Por que o papel da assistência é sempre feminino?

 

 

CARGA MENTAL FEMININA: POR MUITOS ANOS FUI O “HD” DE ALGUÉM

Por Karla Dilacera   

Por muitos anos eu fui o “HD” de alguém. Ser um HD significa disponibilizar espaço na mente para as necessidades do outro, seus compromissos, é ser sua motivação, seu apoio e suporte emocional. Ser HD é aceitar cuidar de um adulto com todas as suas capacidades físicas e cognitivas plenas porque existe uma construção cultural de que metade dos adultos no mundo sabem se cuidar e cuidar dos outros (mulheres) e a outra metade não sabe fazer isso (homens). 

Essa perspectiva é baseada em um construção social de domínio da figura feminina onde – teoricamente – com suas características de fragilidade e dependência, as mulheres seriam suscetíveis a serem protegidas por homens, e, em contrapartida, lhe ofereceriam sua habilidade nata de cuidado físico, mental e emocional em seus papéis de mães, esposas, irmãs, filhas, sobrinhas, primas, enteadas, avós e netas. Segundo o artigo “Cuidar de idosos: um assunto de mulher?”, esse feito é resumido da seguinte forma: 

“[…] O papel de assistência atribuído à mulher parece ser fruto de uma construção histórica e social, em que desde criança as meninas são ensinadas a realizar tarefas de cuidado, criando sobre elas a expectativa de que exerçam o papel de cuidadora quando necessário ao longo de suas vidas” 

Eu me casei impelida por esse desejo de cuidar, não porque eu me achasse inferior ou dominada por homens, mas porque considerava que através do cuidado estaria expressando o meu amor. Além disso, eu estava envolvida com um homem inteligente, empenhado em suas atividades, carinhoso com amigos e família e tinha a convicção que não seria pesado oferecer este cuidado a ele. 

A relação se construiu desta forma e o tempo revelou que a reciprocidade de cuidado não aconteceria.

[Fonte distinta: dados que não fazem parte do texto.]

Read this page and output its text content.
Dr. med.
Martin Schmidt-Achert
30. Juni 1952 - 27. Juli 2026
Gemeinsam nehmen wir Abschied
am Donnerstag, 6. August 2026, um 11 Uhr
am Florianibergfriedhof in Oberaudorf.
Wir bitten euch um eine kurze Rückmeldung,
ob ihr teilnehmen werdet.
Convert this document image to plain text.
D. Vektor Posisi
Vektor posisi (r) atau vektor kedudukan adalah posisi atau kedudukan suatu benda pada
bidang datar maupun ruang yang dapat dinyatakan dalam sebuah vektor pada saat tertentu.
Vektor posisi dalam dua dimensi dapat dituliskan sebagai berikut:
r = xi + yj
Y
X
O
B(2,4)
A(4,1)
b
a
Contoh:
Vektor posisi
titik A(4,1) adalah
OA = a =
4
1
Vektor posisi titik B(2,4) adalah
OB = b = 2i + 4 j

Foi aí que surgiu a piada do HD. Amigos e conhecidos reconheciam como eu era a pessoa que estava à frente dos projetos do casal, era eu quem o ajudava a lembrar de seus compromissos, me sacrificava para que ele vivesse seus sonhos. Se ele ficasse perdido, bastava perguntar ao seu HD ambulante que eu teria as respostas para seus dilemas. 

Eu realmente encarei essa discrepância como uma diferença de personalidade. Eu era mais ativa, ele mais avoado. Eu tinha predisposição para novos desafios, ele mais sossegado. Tinha mais pressa, ele preferia que fosse no tempo dele. Por fim, éramos os diferentes que se completavam, afinal, com ele eu estava aprendendo a ser menos impulsiva, certo? Ele estava aprendendo algo comigo? Humm… Não, ele continuava a figura tranquila e sossegada de sempre. 

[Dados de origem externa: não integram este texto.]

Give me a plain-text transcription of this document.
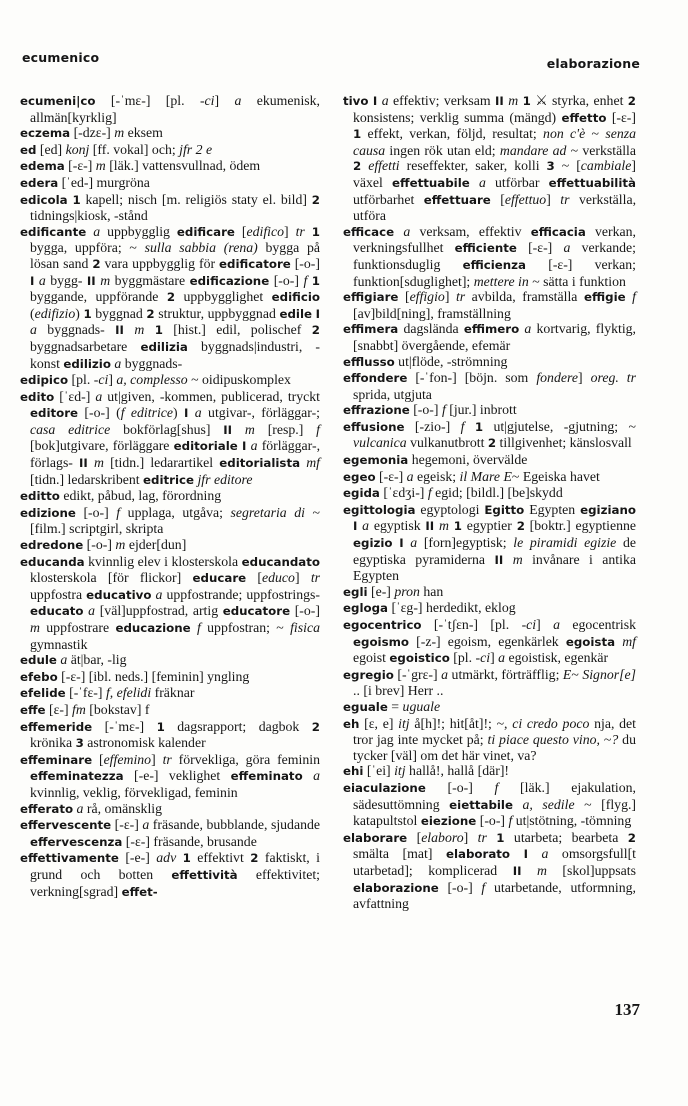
ecumenico	elaborazione

ecumeni|co [-ˈmɛ-] [pl. -ci] a ekumenisk, allmän[kyrklig]

eczema [-dzɛ-] m eksem

ed [ed] konj [ff. vokal] och; jfr 2 e

edema [-ɛ-] m [läk.] vattensvullnad, ödem

edera [ˈed-] murgröna

edicola 1 kapell; nisch [m. religiös staty el. bild] 2 tidnings|kiosk, -stånd

edificante a uppbygglig edificare [edifico] tr 1 bygga, uppföra; ~ sulla sabbia (rena) bygga på lösan sand 2 vara uppbygglig för edificatore [-o-] I a bygg- II m byggmästare edificazione [-o-] f 1 byggande, uppförande 2 uppbygglighet edificio (edifizio) 1 byggnad 2 struktur, uppbyggnad edile I a byggnads- II m 1 [hist.] edil, polischef 2 byggnadsarbetare edilizia byggnads|industri, -konst edilizio a byggnads-

edipico [pl. -ci] a, complesso ~ oidipuskomplex

edito [ˈɛd-] a ut|given, -kommen, publicerad, tryckt editore [-o-] (f editrice) I a utgivar-, förläggar-; casa editrice bokförlag[shus] II m [resp.] f [bok]utgivare, förläggare editoriale I a förläggar-, förlags- II m [tidn.] ledarartikel editorialista mf [tidn.] ledarskribent editrice jfr editore

editto edikt, påbud, lag, förordning

edizione [-o-] f upplaga, utgåva; segretaria di ~ [film.] scriptgirl, skripta

edredone [-o-] m ejder[dun]

educanda kvinnlig elev i klosterskola educandato klosterskola [för flickor] educare [educo] tr uppfostra educativo a uppfostrande; uppfostrings- educato a [väl]uppfostrad, artig educatore [-o-] m uppfostrare educazione f uppfostran; ~ fisica gymnastik

edule a ät|bar, -lig

efebo [-ɛ-] [ibl. neds.] [feminin] yngling

efelide [-ˈfɛ-] f, efelidi fräknar

effe [ɛ-] fm [bokstav] f

effemeride [-ˈmɛ-] 1 dagsrapport; dagbok 2 krönika 3 astronomisk kalender

effeminare [effemino] tr förvekliga, göra feminin effeminatezza [-e-] veklighet effeminato a kvinnlig, veklig, förvekligad, feminin

efferato a rå, omänsklig

effervescente [-ɛ-] a fräsande, bubblande, sjudande effervescenza [-ɛ-] fräsande, brusande

effettivamente [-e-] adv 1 effektivt 2 faktiskt, i grund och botten effettività effektivitet; verkning[sgrad] effet-

tivo I a effektiv; verksam II m 1 ⚔ styrka, enhet 2 konsistens; verklig summa (mängd) effetto [-ɛ-] 1 effekt, verkan, följd, resultat; non c'è ~ senza causa ingen rök utan eld; mandare ad ~ verkställa 2 effetti reseffekter, saker, kolli 3 ~ [cambiale] växel effettuabile a utförbar effettuabilità utförbarhet effettuare [effettuo] tr verkställa, utföra

efficace a verksam, effektiv efficacia verkan, verkningsfullhet efficiente [-ɛ-] a verkande; funktionsduglig efficienza [-ɛ-] verkan; funktion[sduglighet]; mettere in ~ sätta i funktion

effigiare [effigio] tr avbilda, framställa effigie f [av]bild[ning], framställning

effimera dagslända effimero a kortvarig, flyktig, [snabbt] övergående, efemär

efflusso ut|flöde, -strömning

effondere [-ˈfon-] [böjn. som fondere] oreg. tr sprida, utgjuta

effrazione [-o-] f [jur.] inbrott

effusione [-zio-] f 1 ut|gjutelse, -gjutning; ~ vulcanica vulkanutbrott 2 tillgivenhet; känslosvall

egemonia hegemoni, övervälde

egeo [-ɛ-] a egeisk; il Mare E~ Egeiska havet

egida [ˈɛdʒi-] f egid; [bildl.] [be]skydd

egittologia egyptologi Egitto Egypten egiziano I a egyptisk II m 1 egyptier 2 [boktr.] egyptienne egizio I a [forn]egyptisk; le piramidi egizie de egyptiska pyramiderna II m invånare i antika Egypten

egli [e-] pron han

egloga [ˈɛg-] herdedikt, eklog

egocentrico [-ˈtʃɛn-] [pl. -ci] a egocentrisk egoismo [-z-] egoism, egenkärlek egoista mf egoist egoistico [pl. -ci] a egoistisk, egenkär

egregio [-ˈgrɛ-] a utmärkt, förträfflig; E~ Signor[e] .. [i brev] Herr ..

eguale = uguale

eh [ɛ, e] itj å[h]!; hit[åt]!; ~, ci credo poco nja, det tror jag inte mycket på; ti piace questo vino, ~? du tycker [väl] om det här vinet, va?

ehi [ˈei] itj hallå!, hallå [där]!

eiaculazione [-o-] f [läk.] ejakulation, sädesuttömning eiettabile a, sedile ~ [flyg.] katapultstol eiezione [-o-] f ut|stötning, -tömning

elaborare [elaboro] tr 1 utarbeta; bearbeta 2 smälta [mat] elaborato I a omsorgsfull[t utarbetad]; komplicerad II m [skol]uppsats elaborazione [-o-] f utarbetande, utformning, avfattning

137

A maternidade planejada chegou e, desde a gravidez, eu vi meu HD sendo preenchido com mais tarefas e compromissos contínuos. Todo dia uma novidade que eu precisava assimilar sobre como cuidar de mim, de um bebê, da comida, das contas, da casa e… do marido. A criança nasceu e além dela eu ainda tinha um marido para cuidar. Passei meu puerpério em um pique avassalador de manter a casa limpa e bem cuidada, com um bebê grudado nas minhas tetas doídas e jantares com mesa posta e comida fresca. 

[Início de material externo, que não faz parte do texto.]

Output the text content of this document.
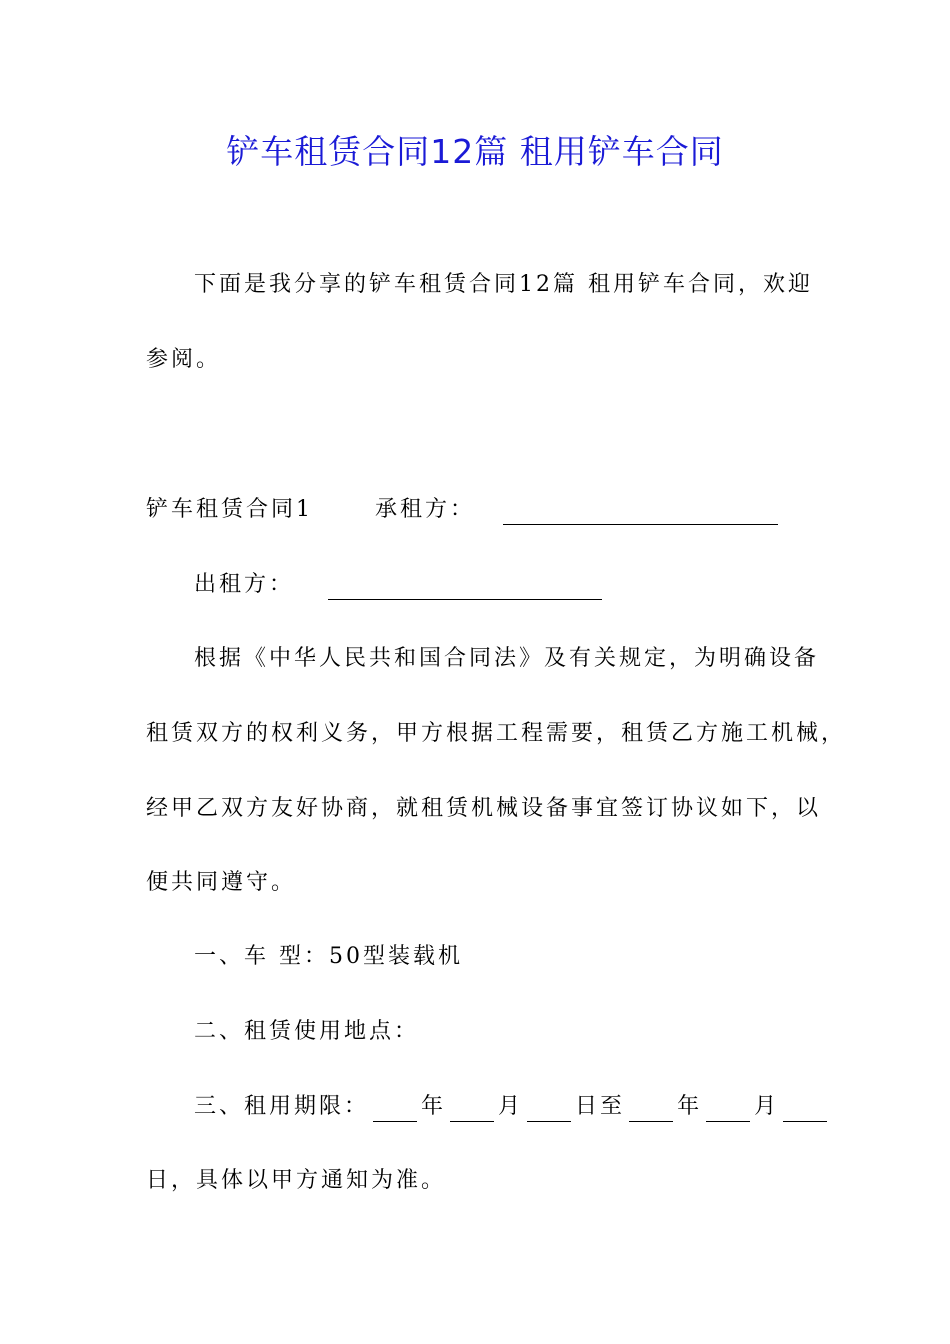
铲车租赁合同12篇 租用铲车合同
下面是我分享的铲车租赁合同12篇 租用铲车合同，欢迎
参阅。
铲车租赁合同1	承租方：
出租方：
根据《中华人民共和国合同法》及有关规定，为明确设备
租赁双方的权利义务，甲方根据工程需要，租赁乙方施工机械，
经甲乙双方友好协商，就租赁机械设备事宜签订协议如下，以
便共同遵守。
一、车 型：50型装载机
二、租赁使用地点：
三、租用期限： 年 月 日至 年 月
日，具体以甲方通知为准。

O processo foi se tornando cada vez mais cansativo. A criança se desenvolvia de forma perfeita, o pai seguia a vida tranquilamente e eu não entendia minha própria existência. A mente não funcionava como antes, o HD parecia quebrado e o corpo respondeu a isso com ataques de ansiedade e pânico. Aí, além de todos os compromissos mentais e físicos que carregava diariamente, ainda tinha que descobrir como fazer este HD funcionar de novo, afinal, quando ele perdeu sua função, ninguém veio cuidar de mim – nem o marido. De fato, o pai da criança ficava atônito porque eu estava assim. Teria motivo para tanto cansaço? Eu não trabalhava, ficava em casa cuidando da criança e do lar e não precisava enfrentar o mundo como ele. E mesmo quando ele voltava do trabalho, se eu pedisse, ajudava a arrumar a casa. Era um homem que dividia as tarefas! 

Em uma explosão de dor, raiva, tristeza (e HD saindo fumaça), eu decidi me separar. E ali eu rompi também com tudo o que tinha idealizado sobre ser mulher, esposa e mãe. Agora, tento achar respostas em outros lugares, com outras pessoas, me afasto do discurso espiritualista e apaziguador que dominavam as conversas com meu marido e compreendo a ideia de carga mental, suas causas – a partir da estrutural de domínio do patriarcado – e suas consequências na saúde mental e física de mulheres. 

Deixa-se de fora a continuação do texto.